En prenant la route du Bas-du-Fleuve cet été, Éric Lavoie Vouligny et Sylvain Bordeleau s’attendaient quand même à recevoir quelques tomates. La région est le fief d’André Bélanger, propriétaire de Béton Provincial.
C’est d’abord pour informer les travailleurs des autres usines de Béton Provincial des enjeux de leur négociation qu’Éric et Sylvain ont fait tant de kilomètres. Mais aussi pour sensibiliser la population au comportement répréhensible de leur concitoyen, qui n’a pas hésité à mettre 50 employés en lock-out à quelques jours de leur qualification à l’assurance-emploi, en décembre dernier, tout juste avant la saison morte.
« On voulait passer notre message, explique Éric en entrevue. On voulait aller chez lui, dans sa ville à Matane. Pour que sa famille, ses ami-es, commencent à l’interpeller : comment ça, que ça monte de Montréal pour poser des pancartes jusqu’ici ? »
Des tomates, Éric et Sylvain n’en auront reçu qu’à Gaspé, où les travailleurs, non syndiqués, craignirent de subir les contrecoups de cette visite improvisée.
« Partout ailleurs, on nous accueillait à bras ouverts. Ils savent qu’on se bat pour l’industrie au complet. Pour tous les opérateurs de bétonnières du Québec », explique M. Lavoie Vouligny
« On a fait toutes les usines du Bas-Saint-Laurent et de la Gaspésie. On s’arrêtait, on mettait des drapeaux et on parlait aux gars. Sur la route, on s’arrêtait manger dans les haltes : on faisait juste se stationner, les gens venaient nous voir et on distribuait nos tracts… »à
Tuer la concurrence
C’est en avril 2024 que Demix Béton, la compagnie qui employait Éric et Sylvain, fut rachetée par Béton Provincial. En pleine expansion, l’entreprise emploie aujourd’hui plus de 2600 personnes dans ses 90 usines et sa centaine de carrières, tant au Québec qu’en Ontario, au Nouveau Brunswick et à Terre-Neuve.
« À Gaspé, un entrepreneur est venu nous dire que Béton Provincial avait racheté toutes les petites usines de la région, relate Éric. Ils ont baissé les prix, ils ont tué toute la concurrence. Ensuite, ils ont fait passer le prix du mètre cube de béton de 100 $ à 300 $. L’entrepreneur nous disait qu’en Gaspésie, tu n’as pas le choix de faire affaire avec Béton Provincial. Pour de la qualité ben moyenne, parfois. »

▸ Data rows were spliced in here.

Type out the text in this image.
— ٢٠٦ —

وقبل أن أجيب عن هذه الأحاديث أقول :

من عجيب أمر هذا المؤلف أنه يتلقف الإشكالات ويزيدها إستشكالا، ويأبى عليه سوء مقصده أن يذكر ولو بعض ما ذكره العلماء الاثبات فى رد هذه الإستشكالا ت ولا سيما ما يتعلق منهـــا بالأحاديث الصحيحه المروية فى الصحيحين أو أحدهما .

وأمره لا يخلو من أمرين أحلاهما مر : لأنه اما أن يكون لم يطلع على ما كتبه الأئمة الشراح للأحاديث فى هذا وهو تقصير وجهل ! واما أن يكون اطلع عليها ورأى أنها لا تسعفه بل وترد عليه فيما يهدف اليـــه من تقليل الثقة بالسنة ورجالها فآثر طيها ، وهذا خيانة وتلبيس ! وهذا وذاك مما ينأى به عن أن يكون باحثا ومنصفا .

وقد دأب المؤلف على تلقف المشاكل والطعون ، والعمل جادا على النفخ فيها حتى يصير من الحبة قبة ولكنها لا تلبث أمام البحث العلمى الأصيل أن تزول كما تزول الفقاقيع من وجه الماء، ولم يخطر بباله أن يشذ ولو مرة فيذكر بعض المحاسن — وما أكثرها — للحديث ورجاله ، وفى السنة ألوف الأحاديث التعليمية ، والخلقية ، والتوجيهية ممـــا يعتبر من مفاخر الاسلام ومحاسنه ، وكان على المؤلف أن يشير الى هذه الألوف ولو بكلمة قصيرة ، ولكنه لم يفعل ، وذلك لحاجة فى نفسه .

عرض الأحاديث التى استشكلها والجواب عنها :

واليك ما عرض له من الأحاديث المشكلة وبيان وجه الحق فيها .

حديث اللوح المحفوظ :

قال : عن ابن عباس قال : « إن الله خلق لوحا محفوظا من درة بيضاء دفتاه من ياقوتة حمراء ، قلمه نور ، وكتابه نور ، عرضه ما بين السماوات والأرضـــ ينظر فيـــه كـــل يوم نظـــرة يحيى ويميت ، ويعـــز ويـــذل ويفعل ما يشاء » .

Comme tous ses collègues, Éric Lavoie Vouligny est conscient que les conditions négociées chez Demix sont meilleures que celles qui prévalent en Gaspésie. Jusqu’à 6 $ l’heure en moins.
« Ce sont de petits plants : souvent quatre ou cinq employés, pas plus. Béton Provincial fait ce qu’il veut. Les travailleurs ont peu de marge de manœuvre pour refuser les offres de la compagnie », précise Éric.
À LaSalle et à Longueuil, les employés ont refusé les offres du boss. Il voulait geler les salaires sur quatre ans, abolir le régime de retraite et couper substantiellement dans l’assurance collective. Depuis décembre, rien n’a trop bougé à la table de négociation.
« C’est de plus en plus dur, admet Éric. Les gars se trouvent des petites jobs à gauche à droite. Il y en a qui n’ont pas le choix, avec les enfants et la maison à payer. Certains ont carrément décroché et sont allés se faire voir ailleurs, même si la majorité des lock-outés maintiennent chaque semaine la ligne de piquetage. »
Au moment d’écrire ses lignes, Éric et Sylvain s’apprêtaient à reprendre la route à bord de leur camionnette. « On fera tout le Saguenay pour continuer sur la Côte-Nord ensuite. On s’arrêtera dans les conseils centraux et on prévoit visiter au moins une quinzaine d’usines de Béton Provincial. »
« Moi, c’est la mobilisation qui me tient. Trouver des idées de mob et m’occuper des gars sur la ligne m’aide à passer au travers », conclut Éric Lavoie Vouligny.